Nov. 30, 2011

AA Pilots: Bankruptcy is YOUR Fault

AA jetwhine

From Paris —

There’s no small amount of irony that AMR, parent of American Airlines and American Eagle, filed for Chapter 11 bankruptcy protection — a move certain to save the carrier millions over the next few years — only a day before 2,000,000 million British public sector workers walked off the job to protest pension cuts in the UK.

Gerald Arpey stepping down as American’s CEO is just a tad late though since the airline lost billions in six of the eight years he ran the place. The union’s hated him so it was no surprise management told everyone that the straw that pushed the carrier over the edge was the inability of AA’s 11,000+ pilots to agree on productivity cuts in the upcoming contract.

You bad pilots.

The greedy Allied Pilots Association’s Master Executive Council, in fact, reportedly refused to even present management’s last offer to the rank and file. Clearly, just as in Britain, fault clearly rests with labor. Here we are in the worst recession/depression in a century and these damned pilots still want stuff. The nerve of these pilots trying to outmaneuver management.

Now American’s filed bankruptcy because those greedy employees went out and blew their huge bonuses again with no thought for tomorrow. Oh wait a minute … that’s right … it was just management who picked up those bonuses wasn’t it.  Oh whatever.

Obviously those stupid pilots don’t realize the corner they’ve put management in. Those poor fat cats are down to their last $4.1 B in cash too. That doesn’t leave much for anyone else for god’s sake.

C’mon you American pilots. Times really are tough. Can’t you just take one more for the team … just once more? Management’s got your back this time … really.

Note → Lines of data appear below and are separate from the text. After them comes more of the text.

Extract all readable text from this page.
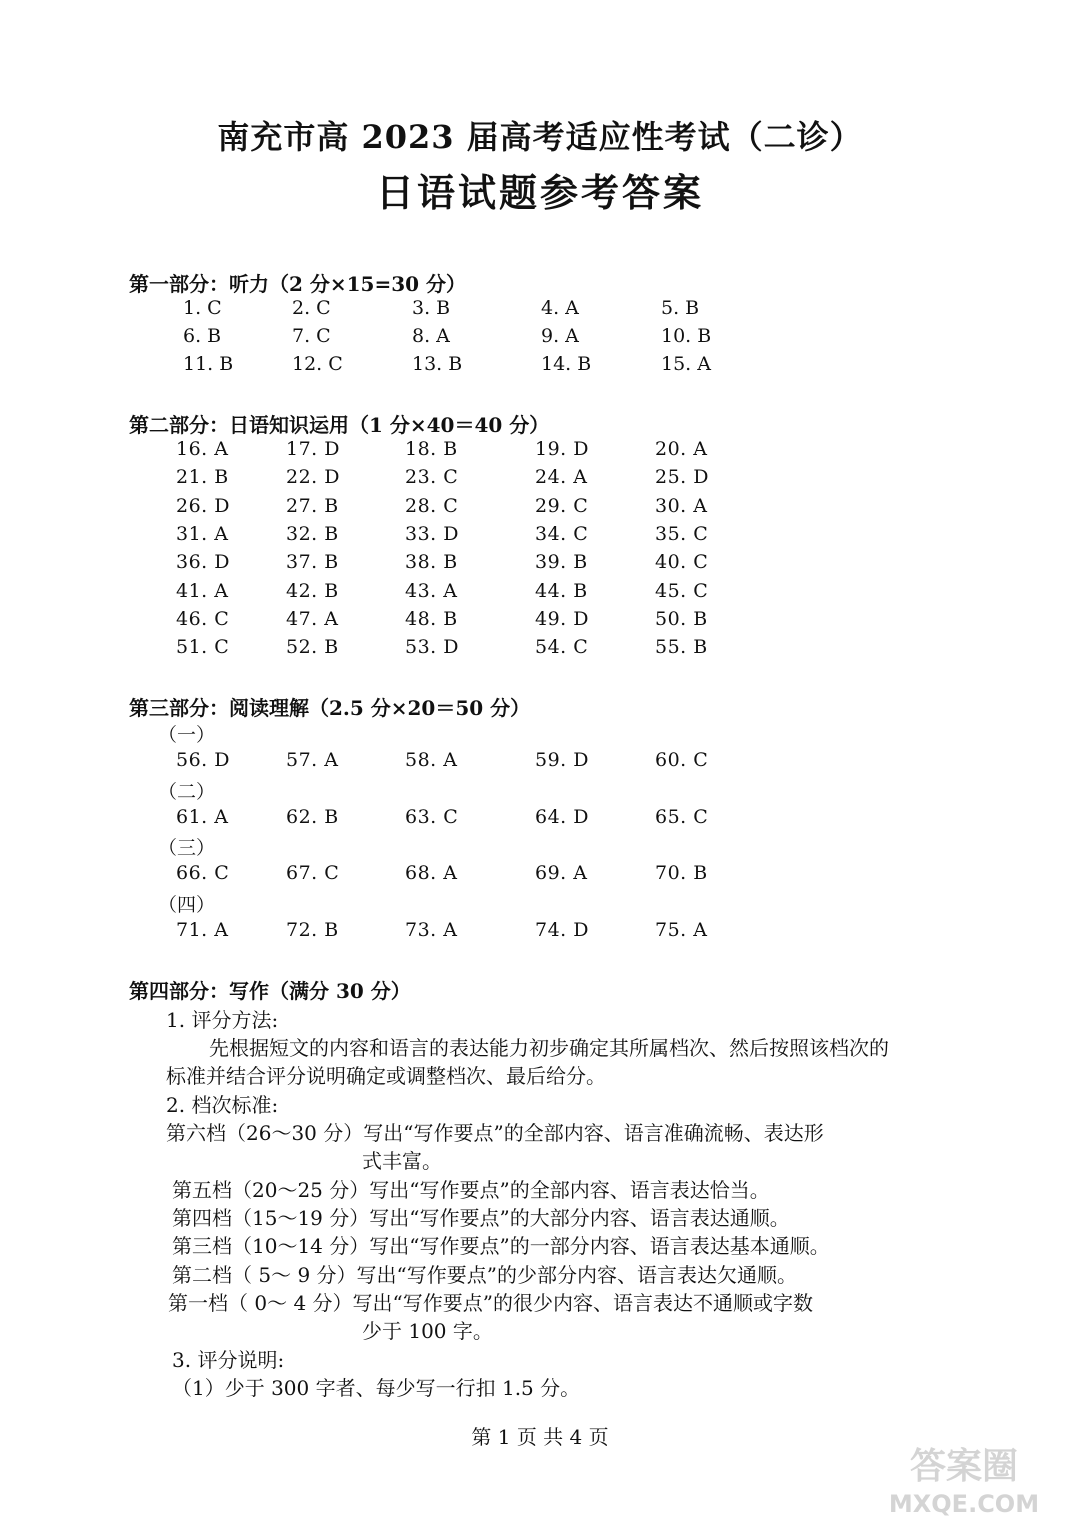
南充市高 2023 届高考适应性考试（二诊）
日语试题参考答案
第一部分：听力（2 分×15=30 分）
1. C	2. C	3. B	4. A	5. B
6. B	7. C	8. A	9. A	10. B
11. B	12. C	13. B	14. B	15. A
第二部分：日语知识运用（1 分×40＝40 分）
16. A	17. D	18. B	19. D	20. A
21. B	22. D	23. C	24. A	25. D
26. D	27. B	28. C	29. C	30. A
31. A	32. B	33. D	34. C	35. C
36. D	37. B	38. B	39. B	40. C
41. A	42. B	43. A	44. B	45. C
46. C	47. A	48. B	49. D	50. B
51. C	52. B	53. D	54. C	55. B
第三部分：阅读理解（2.5 分×20＝50 分）
（一）
56. D	57. A	58. A	59. D	60. C
（二）
61. A	62. B	63. C	64. D	65. C
（三）
66. C	67. C	68. A	69. A	70. B
（四）
71. A	72. B	73. A	74. D	75. A
第四部分：写作（满分 30 分）
1. 评分方法:
先根据短文的内容和语言的表达能力初步确定其所属档次、然后按照该档次的
标准并结合评分说明确定或调整档次、最后给分。
2. 档次标准:
第六档（26～30 分）写出“写作要点”的全部内容、语言准确流畅、表达形
式丰富。
第五档（20～25 分）写出“写作要点”的全部内容、语言表达恰当。
第四档（15～19 分）写出“写作要点”的大部分内容、语言表达通顺。
第三档（10～14 分）写出“写作要点”的一部分内容、语言表达基本通顺。
第二档（ 5～ 9 分）写出“写作要点”的少部分内容、语言表达欠通顺。
第一档（ 0～ 4 分）写出“写作要点”的很少内容、语言表达不通顺或字数
少于 100 字。
3. 评分说明:
（1）少于 300 字者、每少写一行扣 1.5 分。
第 1 页 共 4 页
答案圈
MXQE.COM
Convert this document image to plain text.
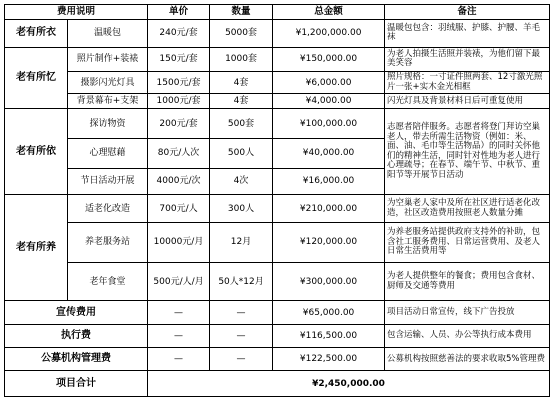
费用说明		单价	数量	总金额	备注
老有所衣	温暖包	240元/套	5000套	¥1,200,000.00	温暖包包含：羽绒服、护膝、护腰、羊毛袜
老有所忆	照片制作+装裱	150元/套	1000套	¥150,000.00	为老人拍摄生活照并装裱，为他们留下最美笑容
	摄影闪光灯具	1500元/套	4套	¥6,000.00	照片规格：一寸证件照两套、12寸激光照片一张+实木金光相框
	背景幕布+支架	1000元/套	4套	¥4,000.00	闪光灯具及背景材料日后可重复使用
老有所依	探访物资	200元/套	500套	¥100,000.00	志愿者陪伴服务。志愿者将登门拜访空巢老人，带去所需生活物资（例如：米、面、油、毛巾等生活物品）的同时关怀他们的精神生活，同时针对性地为老人进行心理疏导；在春节、端午节、中秋节、重阳节等开展节日活动
	心理慰藉	80元/人次	500人	¥40,000.00	
	节日活动开展	4000元/次	4次	¥16,000.00	
老有所养	适老化改造	700元/人	300人	¥210,000.00	为空巢老人家中及所在社区进行适老化改造，社区改造费用按照老人数量分摊
	养老服务站	10000元/月	12月	¥120,000.00	为养老服务站提供政府支持外的补助，包含社工服务费用、日常运营费用、及老人日常生活费用等
	老年食堂	500元/人/月	50人*12月	¥300,000.00	为老人提供整年的餐食；费用包含食材、厨师及交通等费用
宣传费用		—	—	¥65,000.00	项目活动日常宣传，线下广告投放
执行费		—	—	¥116,500.00	包含运输、人员、办公等执行成本费用
公募机构管理费		—	—	¥122,500.00	公募机构按照慈善法的要求收取5%管理费
项目合计		¥2,450,000.00			
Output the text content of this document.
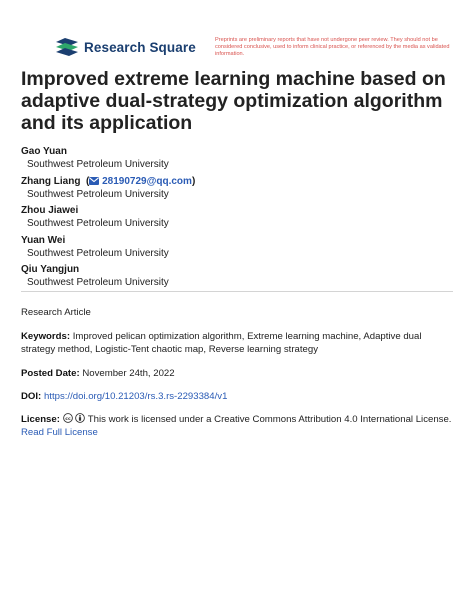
Research Square	Preprints are preliminary reports that have not undergone peer review. They should not be considered conclusive, used to inform clinical practice, or referenced by the media as validated information.
Improved extreme learning machine based on adaptive dual-strategy optimization algorithm and its application
Gao Yuan
Southwest Petroleum University
Zhang Liang  ( 28190729@qq.com)
Southwest Petroleum University
Zhou Jiawei
Southwest Petroleum University
Yuan Wei
Southwest Petroleum University
Qiu Yangjun
Southwest Petroleum University
Research Article
Keywords: Improved pelican optimization algorithm, Extreme learning machine, Adaptive dual strategy method, Logistic-Tent chaotic map, Reverse learning strategy
Posted Date: November 24th, 2022
DOI: https://doi.org/10.21203/rs.3.rs-2293384/v1
License: cc This work is licensed under a Creative Commons Attribution 4.0 International License.
Read Full License
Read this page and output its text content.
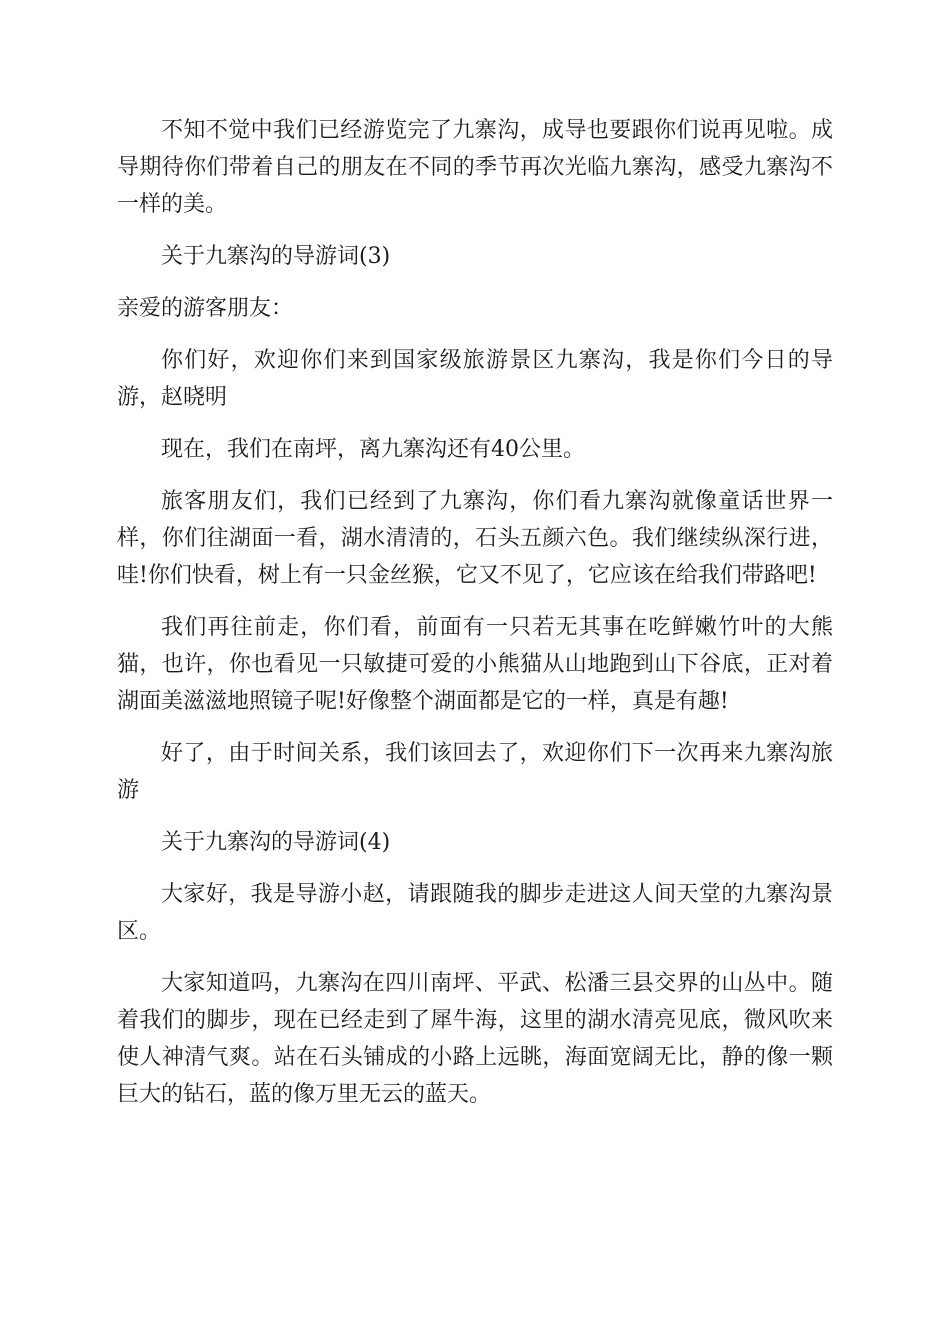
不知不觉中我们已经游览完了九寨沟，成导也要跟你们说再见啦。成导期待你们带着自己的朋友在不同的季节再次光临九寨沟，感受九寨沟不一样的美。

关于九寨沟的导游词(3)

亲爱的游客朋友：

你们好，欢迎你们来到国家级旅游景区九寨沟，我是你们今日的导游，赵晓明

现在，我们在南坪，离九寨沟还有40公里。

旅客朋友们，我们已经到了九寨沟，你们看九寨沟就像童话世界一样，你们往湖面一看，湖水清清的，石头五颜六色。我们继续纵深行进，哇!你们快看，树上有一只金丝猴，它又不见了，它应该在给我们带路吧!

我们再往前走，你们看，前面有一只若无其事在吃鲜嫩竹叶的大熊猫，也许，你也看见一只敏捷可爱的小熊猫从山地跑到山下谷底，正对着湖面美滋滋地照镜子呢!好像整个湖面都是它的一样，真是有趣!

好了，由于时间关系，我们该回去了，欢迎你们下一次再来九寨沟旅游

关于九寨沟的导游词(4)

大家好，我是导游小赵，请跟随我的脚步走进这人间天堂的九寨沟景区。

大家知道吗，九寨沟在四川南坪、平武、松潘三县交界的山丛中。随着我们的脚步，现在已经走到了犀牛海，这里的湖水清亮见底，微风吹来使人神清气爽。站在石头铺成的小路上远眺，海面宽阔无比，静的像一颗巨大的钻石，蓝的像万里无云的蓝天。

“Oh Paaaleazzzze!” But a common philosophy that labor and management are natural enemies is also ridiculous. That antagonism was born from too many layers of airline management losing touch with the pilots, flight attendants, mechanics and ground personnel who actually perform the work.

American employees — like the rank and file at most of the other airlines in the US — have spent most of the last decade giving back to their airline when times are hard, only to be stalled by management waiting for a payback when times improved. In fact, quite a few other airlines became successful, can you say Delta/Northwest and United, because employees pretty much always rolled over when times were tough.

I’d never sit here and arrogantly tell another labor group what to do, like the pilots at AA for instance. As the pilot of a failed airline, I know how bad things can become. No one wants to see another Eastern Airlines fiasco.

But from where I sit, American doesn’t have employees over a barrel. It’s the other way around. I just hope employees realize it. Just like the debt crisis that’s sweeping here through Europe, everyone is going to need to be responsible for their actions …in this case  labor AND management. But if Boeing can make a deal with the IAM, there’s hope for everyone, isn’t there?

Not surprisingly, pundits around the world have already taken great creative pains to poke at AA management. The nerve of these people too. Here’s a look at AA’s bankruptcy from Taiwan.

Rob Mark, Publisher & AA Advantage member

PS to Tom Horton — might want to rethink that scope clause thing you were hoping the pilots were going to go along with.